We take a closer look at the 22 bills Governor Newsom signed into law hoping to prevent wildfires. Plus, many Chinatown residents are being evicted as developers buy property in the area. And, we find out what went right, and what went wrong, with Disneyland's Star Wars: Galaxy's Edge.
California will take on nearly two dozen laws aimed at preventing wildfires. The laws are based on recommendations made by Governor Newsom's task force.
- Sean Hecht, Emmett Institute on Climate Change and the Environment at UCLA Law School
Many More Homeless People Are Mentally Ill or Addicted to Drugs
A new Los Angeles Times analysis finds that many people who are homeless in L.A. County suffer from substance abuse, mental illness or have physical disabilities.
- Matt Tinoco, KPCC
L.A.'s Chinatown has long drawn newcomers from China and Southeast Asia. In recent years, booming downtown development has been squeezing some of these immigrants out. But a growing number of residents is refusing to leave without a fight. KPCC's Josie Huang has the story of tenants in one building who have banded together.
Supreme Court Preview
The Supreme Court's new term begins today, and the rulings on several cases in the docket will affect California in particular. The court will consider the dispute over DACA and employment discrimination against LGBTQ workers among other high-profile cases.

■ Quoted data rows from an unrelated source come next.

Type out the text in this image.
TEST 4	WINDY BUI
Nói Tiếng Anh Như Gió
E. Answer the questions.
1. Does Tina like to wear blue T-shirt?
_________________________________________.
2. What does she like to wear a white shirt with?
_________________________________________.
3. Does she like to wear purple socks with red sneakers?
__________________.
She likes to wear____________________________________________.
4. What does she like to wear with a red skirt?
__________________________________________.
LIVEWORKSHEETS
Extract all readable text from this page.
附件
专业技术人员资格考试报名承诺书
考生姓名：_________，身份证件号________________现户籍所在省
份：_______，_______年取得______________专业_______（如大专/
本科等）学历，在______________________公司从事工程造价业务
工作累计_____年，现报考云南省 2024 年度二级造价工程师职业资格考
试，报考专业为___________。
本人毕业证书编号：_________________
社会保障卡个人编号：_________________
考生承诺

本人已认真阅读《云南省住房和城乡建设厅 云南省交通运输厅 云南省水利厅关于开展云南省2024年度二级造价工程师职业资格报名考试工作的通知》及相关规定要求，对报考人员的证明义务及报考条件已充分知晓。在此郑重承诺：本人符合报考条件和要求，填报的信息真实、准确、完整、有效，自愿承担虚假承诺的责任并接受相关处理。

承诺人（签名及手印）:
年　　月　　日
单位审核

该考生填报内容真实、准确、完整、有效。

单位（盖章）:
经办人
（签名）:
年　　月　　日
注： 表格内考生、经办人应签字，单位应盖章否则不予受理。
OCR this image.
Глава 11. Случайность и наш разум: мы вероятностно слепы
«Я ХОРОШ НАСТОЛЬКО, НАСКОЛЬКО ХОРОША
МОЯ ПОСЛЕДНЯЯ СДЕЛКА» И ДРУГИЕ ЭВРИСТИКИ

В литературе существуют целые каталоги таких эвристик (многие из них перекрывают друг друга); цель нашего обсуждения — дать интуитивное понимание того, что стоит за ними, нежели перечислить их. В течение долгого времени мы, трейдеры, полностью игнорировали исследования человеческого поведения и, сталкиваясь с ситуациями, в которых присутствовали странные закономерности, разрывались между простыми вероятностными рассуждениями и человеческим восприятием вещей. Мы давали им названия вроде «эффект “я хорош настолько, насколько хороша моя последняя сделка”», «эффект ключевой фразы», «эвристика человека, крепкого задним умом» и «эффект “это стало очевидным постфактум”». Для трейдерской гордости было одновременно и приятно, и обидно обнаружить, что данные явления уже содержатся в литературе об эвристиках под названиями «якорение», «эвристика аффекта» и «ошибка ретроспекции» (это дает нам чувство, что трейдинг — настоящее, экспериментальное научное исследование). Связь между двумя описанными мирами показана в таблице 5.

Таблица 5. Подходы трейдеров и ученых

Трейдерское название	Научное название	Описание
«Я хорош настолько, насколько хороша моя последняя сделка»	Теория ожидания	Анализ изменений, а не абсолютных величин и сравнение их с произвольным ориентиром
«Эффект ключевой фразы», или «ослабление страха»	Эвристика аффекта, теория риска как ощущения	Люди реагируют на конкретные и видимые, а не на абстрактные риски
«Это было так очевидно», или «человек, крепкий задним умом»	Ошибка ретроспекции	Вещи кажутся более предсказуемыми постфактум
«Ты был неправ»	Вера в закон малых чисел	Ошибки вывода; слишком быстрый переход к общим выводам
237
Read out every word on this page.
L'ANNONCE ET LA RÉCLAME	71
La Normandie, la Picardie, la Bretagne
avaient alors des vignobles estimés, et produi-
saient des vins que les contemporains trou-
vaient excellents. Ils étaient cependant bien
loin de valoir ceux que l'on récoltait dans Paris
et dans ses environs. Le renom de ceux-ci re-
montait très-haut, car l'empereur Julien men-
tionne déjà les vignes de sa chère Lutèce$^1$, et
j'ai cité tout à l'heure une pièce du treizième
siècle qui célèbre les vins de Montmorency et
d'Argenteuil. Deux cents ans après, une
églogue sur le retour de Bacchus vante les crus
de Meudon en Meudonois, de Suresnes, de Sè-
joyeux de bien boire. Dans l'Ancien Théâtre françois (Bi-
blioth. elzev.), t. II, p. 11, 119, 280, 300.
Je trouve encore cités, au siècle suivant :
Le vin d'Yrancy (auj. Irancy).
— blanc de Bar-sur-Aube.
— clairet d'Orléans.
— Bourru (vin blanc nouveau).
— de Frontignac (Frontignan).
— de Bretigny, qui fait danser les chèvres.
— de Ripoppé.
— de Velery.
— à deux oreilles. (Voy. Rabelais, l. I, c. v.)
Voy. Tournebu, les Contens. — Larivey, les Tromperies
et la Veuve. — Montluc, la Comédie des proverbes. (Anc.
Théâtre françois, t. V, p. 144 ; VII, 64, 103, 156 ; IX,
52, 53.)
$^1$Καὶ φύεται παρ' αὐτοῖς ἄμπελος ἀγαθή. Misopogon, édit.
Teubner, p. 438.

- Jennifer Chacon, UCLA law professor
UCs and SATs/ACTs
To get into college, taking the SATs or ACTs is a necessary rite of passage. It's been that way since World War II, and nowadays, some high schoolers spend hundreds of dollars on tutors and test prep courses just to get a good score. But that could change for students who want to get into the state's prestigious UC schools. There's a task force currently looking at whether to do away with the SAT/ACT requirement in admissions. And their work got an extra push when, last month, state lawmakers reacted to the college admissions scandal that rocked schools like UCLA and directed the University of California system to re-examine how test scores are used.
- Eddie Comeaux, associate professor of education at UC-Riverside
Disneyland Stars Wars: Galaxy's Edge Hits and Misses
Before it opened this past May, Disneyland's Galaxy's Edge couldn't have seemed more exciting. The Happiest Place on Earth was about to open a brand-new, 14-acre land filled with Star Wars iconography and experiences, like the Millenium Falcon ride, a build-your-own light saber workshop -- even a cantina selling blue milk. But then it opened, and the crowds, well, they just didn't show up. In August, Disney reported a three percent decline in domestic theme park attendance. So what went wrong, and what did the park get right?
- Todd Martens, Los Angeles Times
Highland Park Latin Jazz Festival
Over the weekend, Sycamore Grove Park was the scene of the 6th Annual Highland Park Latin Jazz Festival. We stop by and take a listen.